Note the solicitude directed toward Internet privacy by Overstock spokesman Judd Bagley.

According to TechCrunch, the suit alleges:

The Beacon program sent information regarding specific user transactions on Facebook Beacon Activated Affiliates’ websites to Facebook regardless of whether the user was a Facebook member or not. Thus, no consent was sought, nor was any consent obtained from persons who utilize the Facebook Beacon Activated Affiiliate’s website who were not Facebook members. . .

It was deceptive because, in almost every instance, the information sharing was contrary to the stated privacy policies of the Facebook website and every other Facebook Beacon Activated Affiliate that had signed up for the program.
Not to worry. "Invasion of privacy" is Patrick Byrne's middle name! He'll think of something. Surely Byrne can sic Bagley on the plaintiff's and their lawyers, their Facebook friends, their kids, their friends' kids, their friends' kids' friends.

The suit was settled a couple of weeks ago, so Byrne won't have to deploy Bagley and his phony accounts in that battle. Or at least Facebook settled. I don't know if Overstock did. No matter. Now he has a nice, big fat, Facebook scandal, one for which he has only himself to blame.

Meanwhile, Byrne can get back to work on defending himself from an SEC investigation into his cooking the books, manufacturing profits and reducing losses over a period of years by creating a "cookie jar reserve." That's the main event. All the rest is distraction -- deliberate distraction, if you ask me.

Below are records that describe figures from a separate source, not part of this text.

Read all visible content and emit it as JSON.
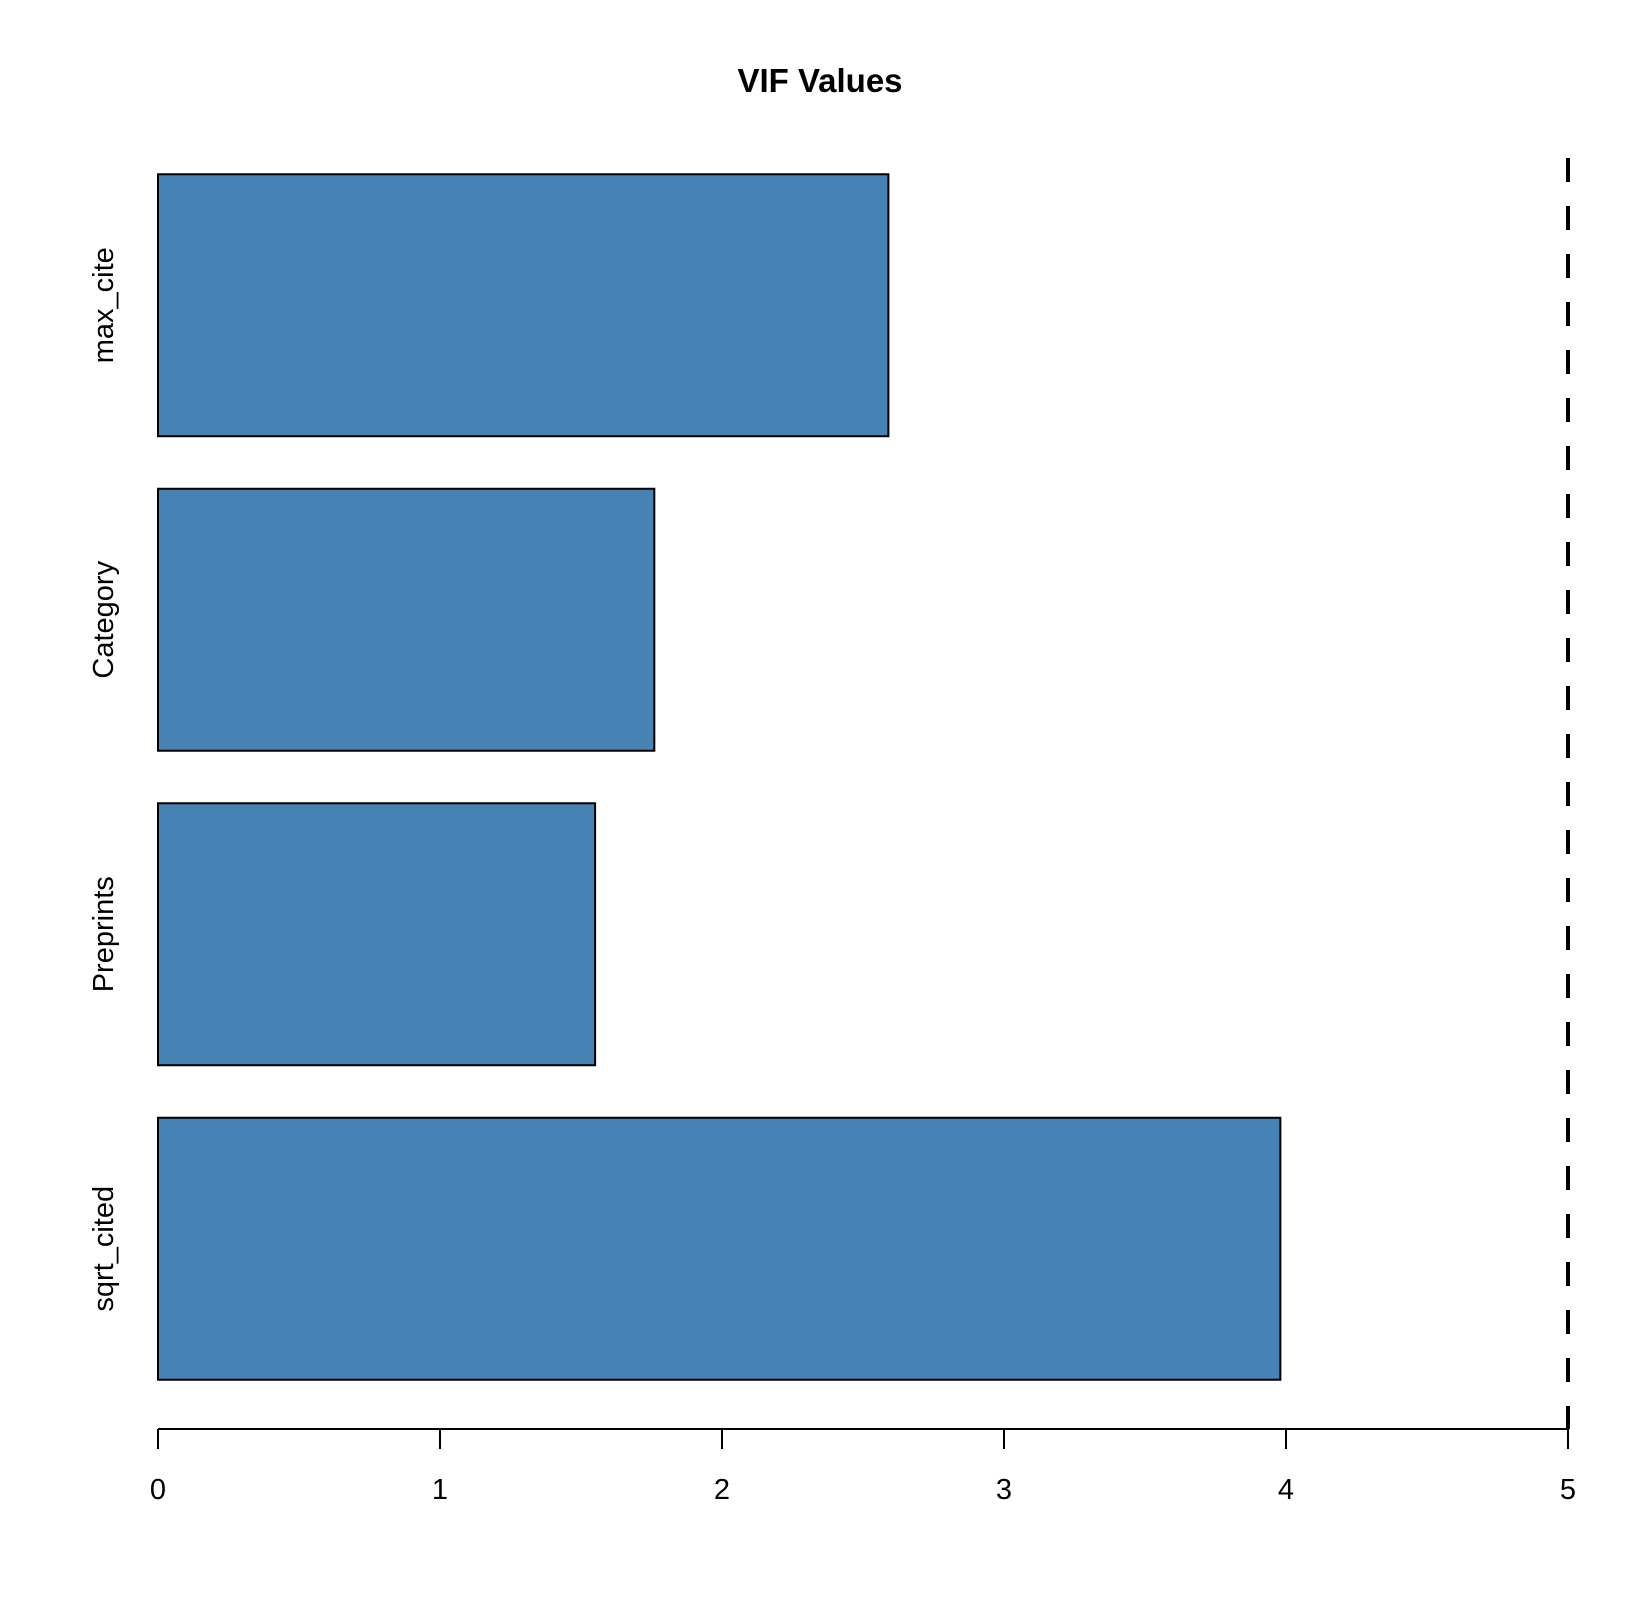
{
  "chart_data": {
    "type": "bar",
    "orientation": "horizontal",
    "title": "VIF Values",
    "xlabel": "",
    "ylabel": "",
    "categories": [
      "sqrt_cited",
      "Preprints",
      "Category",
      "max_cite"
    ],
    "values": [
      3.98,
      1.55,
      1.76,
      2.59
    ],
    "xlim": [
      0,
      5
    ],
    "xticks": [
      0,
      1,
      2,
      3,
      4,
      5
    ],
    "reference_line": {
      "value": 5,
      "style": "dashed"
    },
    "grid": false,
    "legend": "none",
    "colors": {
      "bar_fill": "#4682B4",
      "bar_stroke": "#000000",
      "reference_line": "#000000"
    }
  }
}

UPDATE:An amusing item in Going Concern today was titled,"Is Patrick Byrne’s Facebook Friends List Motivated by a Farmville Obsession?"
We haven’t really touched on the Patrick Byrne’s ill-fated attempt to stalk his critics (and all their friends, acquaintances, and complete strangers) mostly because we weren’t on the list and those that were (including Gary Weiss, Sam Antar, Joe Wiesenthal, and Barry Ritholtz) are doing a fine job of pointing out how desperate, shady, and just plain fucking bad this makes Patsy, his head minion at DeepCapture Judd Bagley, and Overstock look. . .

. . . This agonizing torture method will eventually wear down the haters to the point to where no one will be able to take the man, his doomed-to-fail quest to locate an auditor, and his company seriously and will thus give up their quest of destroying him.
You just can't buy publicity like this. It also shows that Bagley's stop-the-bullet p.r. strategy is not working. Bagley is personally responsible for some of the most denigrating ridicule I have ever seen directed at his very amoral, very sick employer. I wonder whether Byrne, beneath the haze of whatever intoxicants he may be on, is lucid enough to comprehend that.

If he doesn't, others may remind him of the consequences of playing the fool once too often. The New York Times observed in an editorial on Saturday that "The government is increasingly monitoring Facebook, Twitter and other social networking sites for tax delinquents, copyright infringers and political protesters."

I'm fairly sure that Overstock is not being overlooked in this scrutiny. In fact, I'm certain it isn't.